The int fetch_and_add(int *ptr) instruction simply increments the value at *ptr while returning its old value before the increment.

typedef struct __lock_t {
	// the current ticket counter
	// (just like taking a ticket when waiting in line)
	int ticket;
	// whose turn it currently is
	int turn;
} lock_t;

void lock(lock_t *lock) {
	int myturn = fetch_and_add(&lock->ticket);
	while (lock->turn != myturn) {
		;
	}
}

void unlock(lock_t *lock) {
	lock->turn = lock->turn + 1;
}

This method clearly has much better fairness

Avoiding spinning

So we've been able to implement correct locks with new hardware instructions. But we need help from the OS if we want to avoid spinning and have more performant locks.

For example in Solaris we have syscalls park() to park the current thread and unpark(thread_id) to wake a given thread. A more sophisticated lock can be implemented by also storing a queue of thread ids. When a thread requests a lock, instead of spinning, it can add its own identifier to the queue and park itself. Then when unlocking, we can check the queue for the next thread id and unpark it. (See Fig 28.9 in OSTEP).

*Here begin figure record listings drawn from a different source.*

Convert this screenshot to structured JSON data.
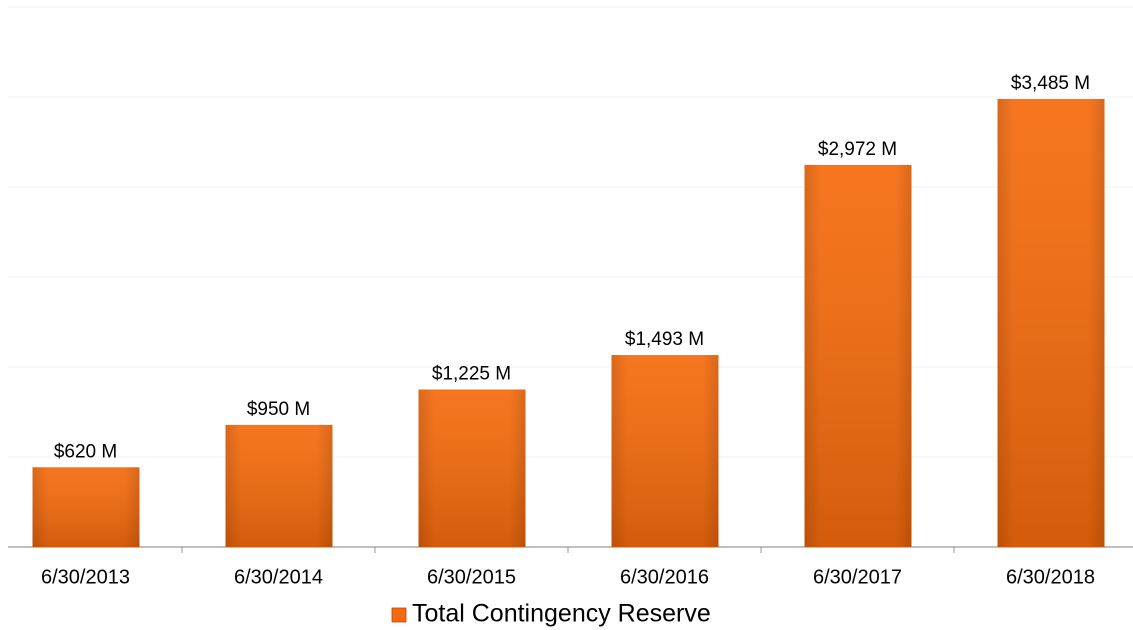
{
  "chart_data": {
    "type": "bar",
    "categories": [
      "6/30/2013",
      "6/30/2014",
      "6/30/2015",
      "6/30/2016",
      "6/30/2017",
      "6/30/2018"
    ],
    "series": [
      {
        "name": "Total Contingency Reserve",
        "color": "#f56a0c",
        "values": [
          620,
          950,
          1225,
          1493,
          2972,
          3485
        ],
        "value_labels": [
          "$620 M",
          "$950 M",
          "$1,225 M",
          "$1,493 M",
          "$2,972 M",
          "$3,485 M"
        ]
      }
    ],
    "ylim": [
      0,
      4200
    ],
    "yticks": [
      0,
      700,
      1400,
      2100,
      2800,
      3500,
      4200
    ],
    "grid": true,
    "legend": "bottom"
  }
}
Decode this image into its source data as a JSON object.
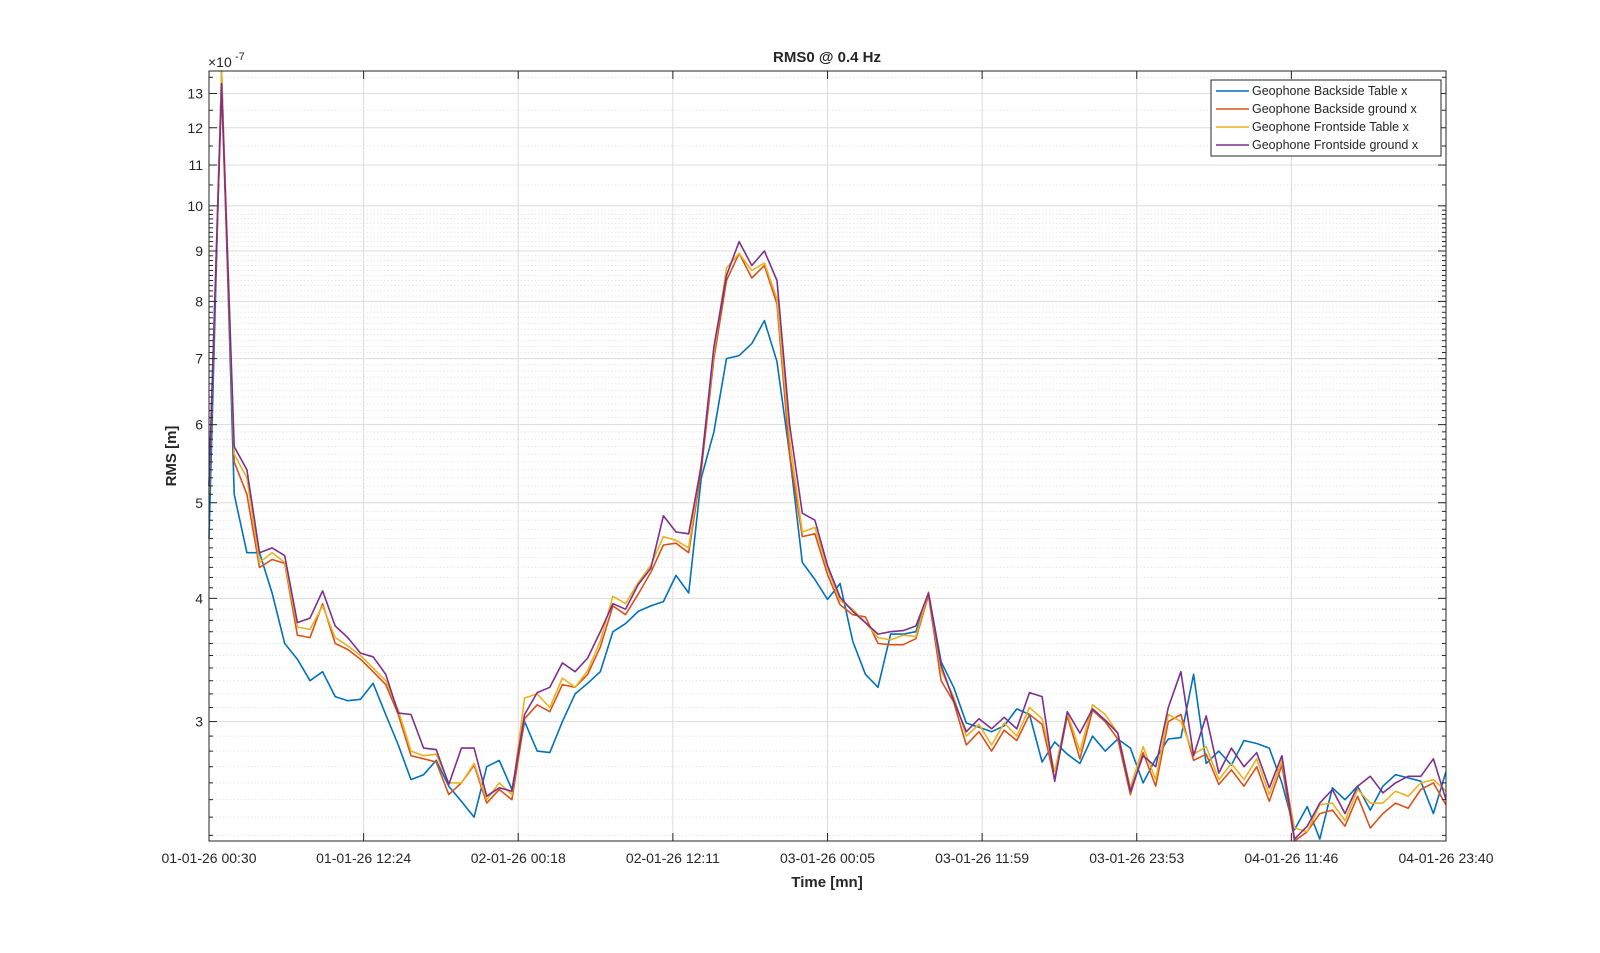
{
  "chart_data": {
    "type": "line",
    "title": "RMS0 @ 0.4 Hz",
    "xlabel": "Time [mn]",
    "ylabel": "RMS [m]",
    "y_exponent_label": "×10",
    "y_exponent_power": "-7",
    "y_scale": "log",
    "ylim": [
      2.27,
      13.7
    ],
    "y_major_ticks": [
      3,
      4,
      5,
      6,
      7,
      8,
      9,
      10,
      11,
      12,
      13
    ],
    "y_minor_ticks": [
      2.3,
      2.4,
      2.5,
      2.6,
      2.7,
      2.8,
      2.9,
      3.1,
      3.2,
      3.3,
      3.4,
      3.5,
      3.6,
      3.7,
      3.8,
      3.9,
      4.1,
      4.2,
      4.3,
      4.4,
      4.5,
      4.6,
      4.7,
      4.8,
      4.9,
      5.1,
      5.2,
      5.3,
      5.4,
      5.5,
      5.6,
      5.7,
      5.8,
      5.9,
      6.1,
      6.2,
      6.3,
      6.4,
      6.5,
      6.6,
      6.7,
      6.8,
      6.9,
      7.1,
      7.2,
      7.3,
      7.4,
      7.5,
      7.6,
      7.7,
      7.8,
      7.9,
      8.1,
      8.2,
      8.3,
      8.4,
      8.5,
      8.6,
      8.7,
      8.8,
      8.9,
      9.1,
      9.2,
      9.3,
      9.4,
      9.5,
      9.6,
      9.7,
      9.8,
      9.9,
      10.5,
      11.5,
      12.5,
      13.5
    ],
    "xlim": [
      "01-01-26 00:30",
      "04-01-26 23:40"
    ],
    "x_tick_labels": [
      "01-01-26 00:30",
      "01-01-26 12:24",
      "02-01-26 00:18",
      "02-01-26 12:11",
      "03-01-26 00:05",
      "03-01-26 11:59",
      "03-01-26 23:53",
      "04-01-26 11:46",
      "04-01-26 23:40"
    ],
    "grid": true,
    "minor_grid": true,
    "legend_position": "top-right",
    "series": [
      {
        "name": "Geophone Backside Table x",
        "color": "#0072BD",
        "values": [
          4.6,
          13.7,
          5.1,
          4.45,
          4.45,
          4.05,
          3.6,
          3.47,
          3.3,
          3.37,
          3.18,
          3.15,
          3.16,
          3.28,
          3.05,
          2.84,
          2.62,
          2.65,
          2.74,
          2.58,
          2.49,
          2.4,
          2.7,
          2.74,
          2.56,
          3.0,
          2.8,
          2.79,
          3.0,
          3.2,
          3.28,
          3.37,
          3.7,
          3.77,
          3.88,
          3.93,
          3.97,
          4.22,
          4.05,
          5.3,
          5.9,
          7.0,
          7.05,
          7.25,
          7.65,
          6.95,
          5.6,
          4.35,
          4.18,
          3.99,
          4.14,
          3.62,
          3.35,
          3.25,
          3.68,
          3.68,
          3.7,
          4.05,
          3.45,
          3.25,
          2.99,
          2.96,
          2.93,
          2.97,
          3.09,
          3.05,
          2.73,
          2.86,
          2.78,
          2.72,
          2.9,
          2.8,
          2.88,
          2.82,
          2.6,
          2.75,
          2.88,
          2.89,
          3.35,
          2.72,
          2.8,
          2.71,
          2.87,
          2.85,
          2.82,
          2.6,
          2.33,
          2.46,
          2.28,
          2.57,
          2.5,
          2.58,
          2.44,
          2.58,
          2.65,
          2.63,
          2.61,
          2.42,
          2.67
        ]
      },
      {
        "name": "Geophone Backside ground x",
        "color": "#D95319",
        "values": [
          5.2,
          13.1,
          5.5,
          5.1,
          4.3,
          4.38,
          4.34,
          3.67,
          3.65,
          3.95,
          3.6,
          3.55,
          3.47,
          3.37,
          3.27,
          3.05,
          2.77,
          2.75,
          2.73,
          2.53,
          2.6,
          2.71,
          2.48,
          2.56,
          2.5,
          3.02,
          3.12,
          3.07,
          3.27,
          3.25,
          3.35,
          3.57,
          3.93,
          3.85,
          4.04,
          4.25,
          4.53,
          4.55,
          4.45,
          5.4,
          7.0,
          8.4,
          8.95,
          8.45,
          8.7,
          7.95,
          5.6,
          4.62,
          4.65,
          4.23,
          3.94,
          3.85,
          3.83,
          3.6,
          3.59,
          3.59,
          3.64,
          4.03,
          3.3,
          3.14,
          2.84,
          2.93,
          2.8,
          2.94,
          2.87,
          3.05,
          2.98,
          2.62,
          3.04,
          2.75,
          3.08,
          3.0,
          2.88,
          2.53,
          2.79,
          2.58,
          3.0,
          3.05,
          2.74,
          2.78,
          2.59,
          2.68,
          2.58,
          2.7,
          2.49,
          2.71,
          2.26,
          2.32,
          2.42,
          2.44,
          2.35,
          2.52,
          2.34,
          2.42,
          2.48,
          2.45,
          2.56,
          2.6,
          2.47
        ]
      },
      {
        "name": "Geophone Frontside Table x",
        "color": "#EDB120",
        "values": [
          5.1,
          13.7,
          5.6,
          5.3,
          4.35,
          4.45,
          4.35,
          3.74,
          3.72,
          3.93,
          3.65,
          3.58,
          3.5,
          3.4,
          3.3,
          3.08,
          2.8,
          2.77,
          2.78,
          2.6,
          2.6,
          2.72,
          2.5,
          2.6,
          2.53,
          3.17,
          3.2,
          3.1,
          3.32,
          3.25,
          3.38,
          3.62,
          4.02,
          3.95,
          4.15,
          4.32,
          4.62,
          4.58,
          4.5,
          5.5,
          7.1,
          8.65,
          8.95,
          8.6,
          8.75,
          8.05,
          5.8,
          4.67,
          4.72,
          4.29,
          3.98,
          3.9,
          3.78,
          3.65,
          3.63,
          3.67,
          3.66,
          4.06,
          3.38,
          3.18,
          2.9,
          2.98,
          2.84,
          2.99,
          2.9,
          3.1,
          3.02,
          2.67,
          3.06,
          2.8,
          3.12,
          3.05,
          2.92,
          2.57,
          2.83,
          2.62,
          3.05,
          3.0,
          2.78,
          2.83,
          2.62,
          2.72,
          2.62,
          2.75,
          2.53,
          2.74,
          2.34,
          2.32,
          2.47,
          2.48,
          2.38,
          2.56,
          2.48,
          2.48,
          2.55,
          2.52,
          2.6,
          2.62,
          2.55
        ]
      },
      {
        "name": "Geophone Frontside ground x",
        "color": "#7E2F8E",
        "values": [
          5.2,
          13.3,
          5.7,
          5.4,
          4.45,
          4.5,
          4.42,
          3.78,
          3.82,
          4.07,
          3.75,
          3.65,
          3.52,
          3.49,
          3.35,
          3.06,
          3.05,
          2.82,
          2.81,
          2.59,
          2.82,
          2.82,
          2.52,
          2.57,
          2.55,
          3.05,
          3.21,
          3.25,
          3.44,
          3.37,
          3.48,
          3.7,
          3.95,
          3.9,
          4.13,
          4.29,
          4.85,
          4.67,
          4.65,
          5.45,
          7.2,
          8.5,
          9.2,
          8.7,
          9.0,
          8.4,
          6.0,
          4.88,
          4.8,
          4.32,
          4.01,
          3.88,
          3.78,
          3.68,
          3.7,
          3.71,
          3.75,
          4.05,
          3.42,
          3.15,
          2.93,
          3.02,
          2.95,
          3.03,
          2.95,
          3.21,
          3.18,
          2.61,
          3.07,
          2.92,
          3.09,
          3.01,
          2.92,
          2.55,
          2.77,
          2.7,
          3.1,
          3.37,
          2.77,
          3.04,
          2.66,
          2.82,
          2.7,
          2.79,
          2.57,
          2.77,
          2.28,
          2.35,
          2.48,
          2.56,
          2.42,
          2.58,
          2.64,
          2.54,
          2.6,
          2.64,
          2.64,
          2.75,
          2.5
        ]
      }
    ]
  }
}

In Linux we have a futex which contains a queue & physical mem address. There are two relevant syscalls

  • futex_wait(address, expected) puts the calling thread to sleep if value at address is equal to expected
  • futex_wake(address) wakes one thread from the futex's queue

Concurrent data structures

Takeaway from Ch 29: it's pretty trivial to make data structures thread safe: just wrap each operation in a lock and unlock, making a big critical section. However, many times this will not be performant, and so it usually makes sense to mimize the critical sections and just wrap the parts that truly are critical, allowing more concurrency.